In my opinion, just as important as setting a password, is to monitor for invalid attempts after. Otherwise whats the point? At best you will only slow down a determined intruder. Once you have set a password, any attempt to execute a command via lsnrctl (without setting your password first) will result in the following error showing up in your listener log:

TNS-01169: The listener has not recognized the password

Each DBA has his preferred language for scripts. Some prefer shell, others perl. Myself, I prefer perl. Below is a perl script I have used to monitor the listener log for the above error.


#!/usr/bin/perl -w

if ($#ARGV !=1) {
die "Usage: check_alert.pl ex. hostname /var/opt/oracle/listener.log.\n";
}
sleep 2;

$interval=60; # How many seconds before we check to see if data has been written to the logfile;
$email_threshold=5; # How many errors within the interval before an email gets sent;
$hostname=$ARGV[0];
$file=$ARGV[1];
open(filePtr, $file) or die "Can't find $file\n";


for (;;) {
@errors=("Subject: Listener Password Errors for $hostname\n");
$currTime = localtime(time);
push(@errors,"Here are some errors found at $currTime for $hostname.\n");

while () {
chop $_;
if (/TNS-01169/) {
push(@errors, "$_\n");
}
}

if ($#errors > $email_threshold) {
$rndExt = time;
$rndFile = "alert_errors_$rndExt";
open (TMPFILE, ">/tmp/$rndFile");

foreach $error (@errors) {
print TMPFILE $error;
}
close(TMPFILE);
system ("mail username\@mycompany.com < /tmp/$rndFile");
system ("rm /tmp/$rndFile");
}

sleep $interval;
seek filePtr, 0, 1;
}




The script takes two parameters: <hostname> <path_to_listener_log>

A couple of key things you may want to customize in the above script are the $interval and $email_threshold variables. As well, there is an email address towards the bottom where alerts will be sent.
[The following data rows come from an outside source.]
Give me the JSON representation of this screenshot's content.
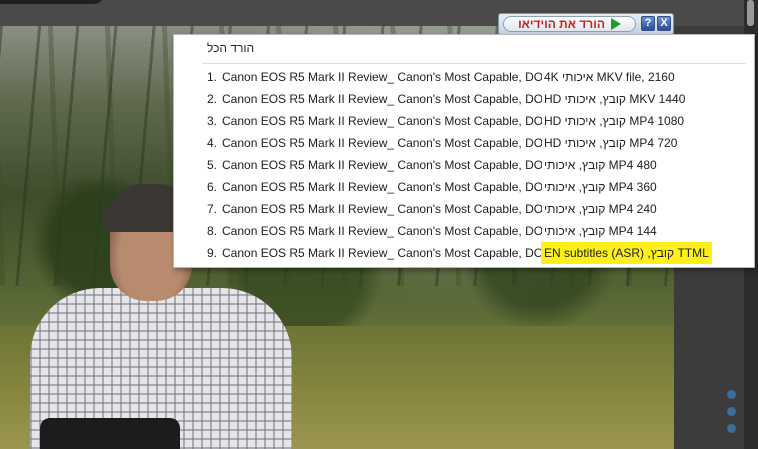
{
  "downloader": {
    "button_label": "הורד את הוידיאו",
    "help_label": "?",
    "close_label": "X"
  },
  "menu": {
    "header": "הורד הכל",
    "items": [
      {
        "num": "1.",
        "title": "Canon EOS R5 Mark II Review_ Canon's Most Capable, DO-...",
        "format": "MKV file, 2160 איכותי 4K"
      },
      {
        "num": "2.",
        "title": "Canon EOS R5 Mark II Review_ Canon's Most Capable, DO-...",
        "format": "MKV 1440 קובץ, איכותי HD"
      },
      {
        "num": "3.",
        "title": "Canon EOS R5 Mark II Review_ Canon's Most Capable, DO-...",
        "format": "MP4 1080 קובץ, איכותי HD"
      },
      {
        "num": "4.",
        "title": "Canon EOS R5 Mark II Review_ Canon's Most Capable, DO-...",
        "format": "MP4 720 קובץ, איכותי HD"
      },
      {
        "num": "5.",
        "title": "Canon EOS R5 Mark II Review_ Canon's Most Capable, DO-...",
        "format": "MP4 480 קובץ, איכותי"
      },
      {
        "num": "6.",
        "title": "Canon EOS R5 Mark II Review_ Canon's Most Capable, DO-...",
        "format": "MP4 360 קובץ, איכותי"
      },
      {
        "num": "7.",
        "title": "Canon EOS R5 Mark II Review_ Canon's Most Capable, DO-...",
        "format": "MP4 240 קובץ, איכותי"
      },
      {
        "num": "8.",
        "title": "Canon EOS R5 Mark II Review_ Canon's Most Capable, DO-...",
        "format": "MP4 144 קובץ, איכותי"
      },
      {
        "num": "9.",
        "title": "Canon EOS R5 Mark II Review_ Canon's Most Capable, DO-...",
        "format": "TTML קובץ, EN subtitles (ASR)",
        "highlighted": true
      }
    ]
  },
  "colors": {
    "highlight": "#ffef1a",
    "downloader_text": "#c82020",
    "play_icon": "#1f9d2a"
  }
}
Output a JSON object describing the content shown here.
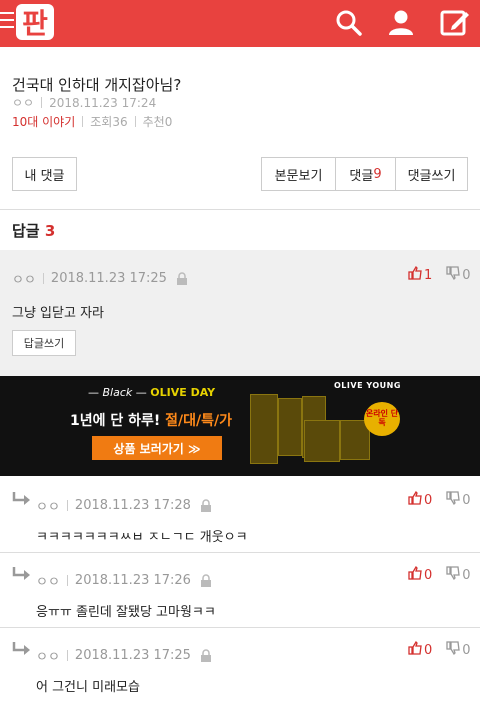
{
  "header": {
    "menu_icon": "hamburger-menu-icon",
    "logo_text": "판",
    "search_icon": "search-icon",
    "user_icon": "user-icon",
    "write_icon": "write-icon",
    "bg_color": "#e8423f"
  },
  "post": {
    "title": "건국대 인하대 개지잡아님?",
    "author": "ㅇㅇ",
    "datetime": "2018.11.23 17:24",
    "category": "10대 이야기",
    "views": "조회36",
    "recommend": "추천0"
  },
  "actions": {
    "my_comments": "내 댓글",
    "view_post": "본문보기",
    "comments_label": "댓글",
    "comments_count": "9",
    "write_comment": "댓글쓰기"
  },
  "replies": {
    "label": "답글",
    "count": "3"
  },
  "comment": {
    "author": "ㅇㅇ",
    "datetime": "2018.11.23 17:25",
    "text": "그냥 입닫고 자라",
    "up": "1",
    "down": "0",
    "reply_button": "답글쓰기"
  },
  "ad": {
    "brand": "OLIVE YOUNG",
    "headline_pre": "Black",
    "headline": "OLIVE DAY",
    "line2_pre": "1년에 단 하루!",
    "line2_hl": "절/대/특/가",
    "button": "상품 보러가기 ≫",
    "badge": "온라인 단독"
  },
  "sub_replies": [
    {
      "author": "ㅇㅇ",
      "datetime": "2018.11.23 17:28",
      "text": "ㅋㅋㅋㅋㅋㅋㅋㅆㅂ ㅈㄴㄱㄷ 개웃ㅇㅋ",
      "up": "0",
      "down": "0"
    },
    {
      "author": "ㅇㅇ",
      "datetime": "2018.11.23 17:26",
      "text": "응ㅠㅠ 졸린데 잘됐당 고마웡ㅋㅋ",
      "up": "0",
      "down": "0"
    },
    {
      "author": "ㅇㅇ",
      "datetime": "2018.11.23 17:25",
      "text": "어 그건니 미래모습",
      "up": "0",
      "down": "0"
    }
  ]
}
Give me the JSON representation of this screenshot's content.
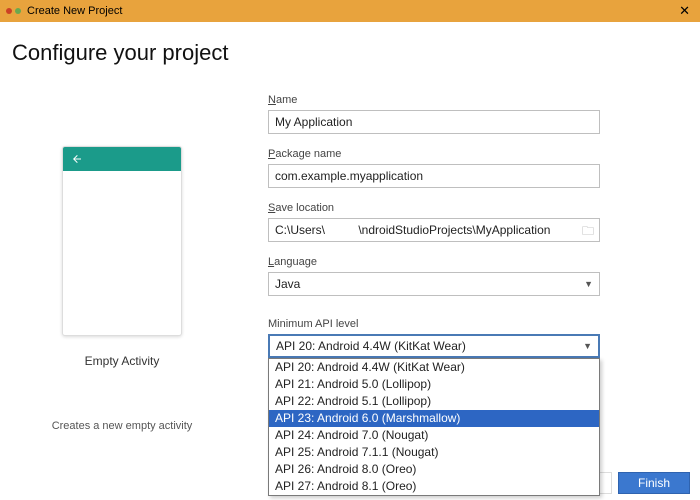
{
  "window": {
    "title": "Create New Project"
  },
  "heading": "Configure your project",
  "preview": {
    "template_name": "Empty Activity",
    "description": "Creates a new empty activity"
  },
  "fields": {
    "name": {
      "label": "Name",
      "value": "My Application"
    },
    "package": {
      "label": "Package name",
      "value": "com.example.myapplication"
    },
    "save": {
      "label": "Save location",
      "value": "C:\\Users\\          \\ndroidStudioProjects\\MyApplication"
    },
    "language": {
      "label": "Language",
      "value": "Java"
    },
    "api": {
      "label": "Minimum API level",
      "value": "API 20: Android 4.4W (KitKat Wear)"
    }
  },
  "api_options": [
    "API 20: Android 4.4W (KitKat Wear)",
    "API 21: Android 5.0 (Lollipop)",
    "API 22: Android 5.1 (Lollipop)",
    "API 23: Android 6.0 (Marshmallow)",
    "API 24: Android 7.0 (Nougat)",
    "API 25: Android 7.1.1 (Nougat)",
    "API 26: Android 8.0 (Oreo)",
    "API 27: Android 8.1 (Oreo)"
  ],
  "api_highlight_index": 3,
  "footer": {
    "finish": "Finish"
  }
}
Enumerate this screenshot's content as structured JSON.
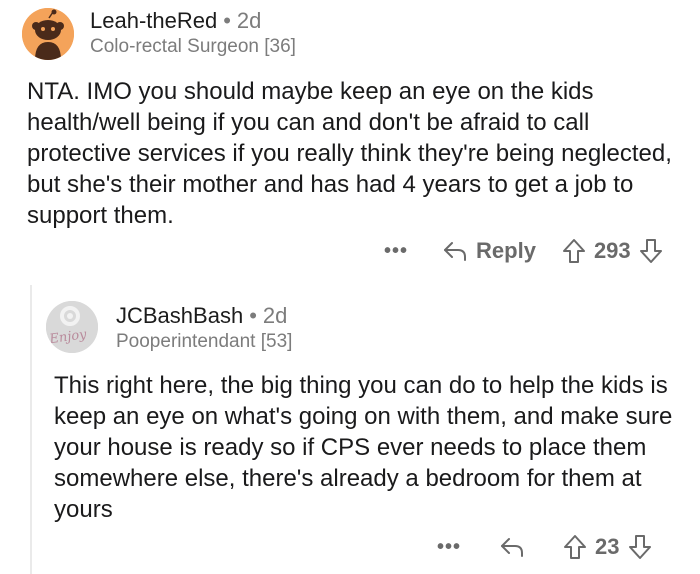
{
  "comments": [
    {
      "username": "Leah-theRed",
      "age": "2d",
      "flair": "Colo-rectal Surgeon [36]",
      "body": "NTA. IMO you should maybe keep an eye on the kids health/well being if you can and don't be afraid to call protective services if you really think they're being neglected, but she's their mother and has had 4 years to get a job to support them.",
      "more": "•••",
      "reply_label": "Reply",
      "score": "293"
    },
    {
      "username": "JCBashBash",
      "age": "2d",
      "flair": "Pooperintendant [53]",
      "avatar_text": "Enjoy",
      "body": "This right here, the big thing you can do to help the kids is keep an eye on what's going on with them, and make sure your house is ready so if CPS ever needs to place them somewhere else, there's already a bedroom for them at yours",
      "more": "•••",
      "score": "23"
    }
  ],
  "icons": {
    "separator": "•",
    "reply": "reply-arrow-icon",
    "upvote": "upvote-arrow-icon",
    "downvote": "downvote-arrow-icon"
  },
  "colors": {
    "avatar1_bg": "#f4a35a",
    "avatar2_bg": "#d8d8d8",
    "meta": "#7c7c7c"
  }
}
Now, I am by no means a perl expert but the above works for me. I'm sure there are some more efficient ways to monitor the log file. Feel free to post a comment with your preferred method. If you cycle your logfiles keep in mind you'll need to restart this script. I've monitored resource consumption and its pretty minimal but I know some DBA's will prefer not having a process run constantly.

Note: I've only tested this script on a 9i listener log. Its on my todo list to test it on 8.0.6.

UPDATE: Thanks to Howard Rogers for informing me of the 10g changes. Security has been enhanced such that the TNS listener administrator has to be a member of the local dba group. Unless you plan on administering your listener remotely then you don't need a password. Please see the comments and Metalink note: 340009.1

Most of our databases are still 9i but i'll be sure to remove the listener passwords as part of the upgrades.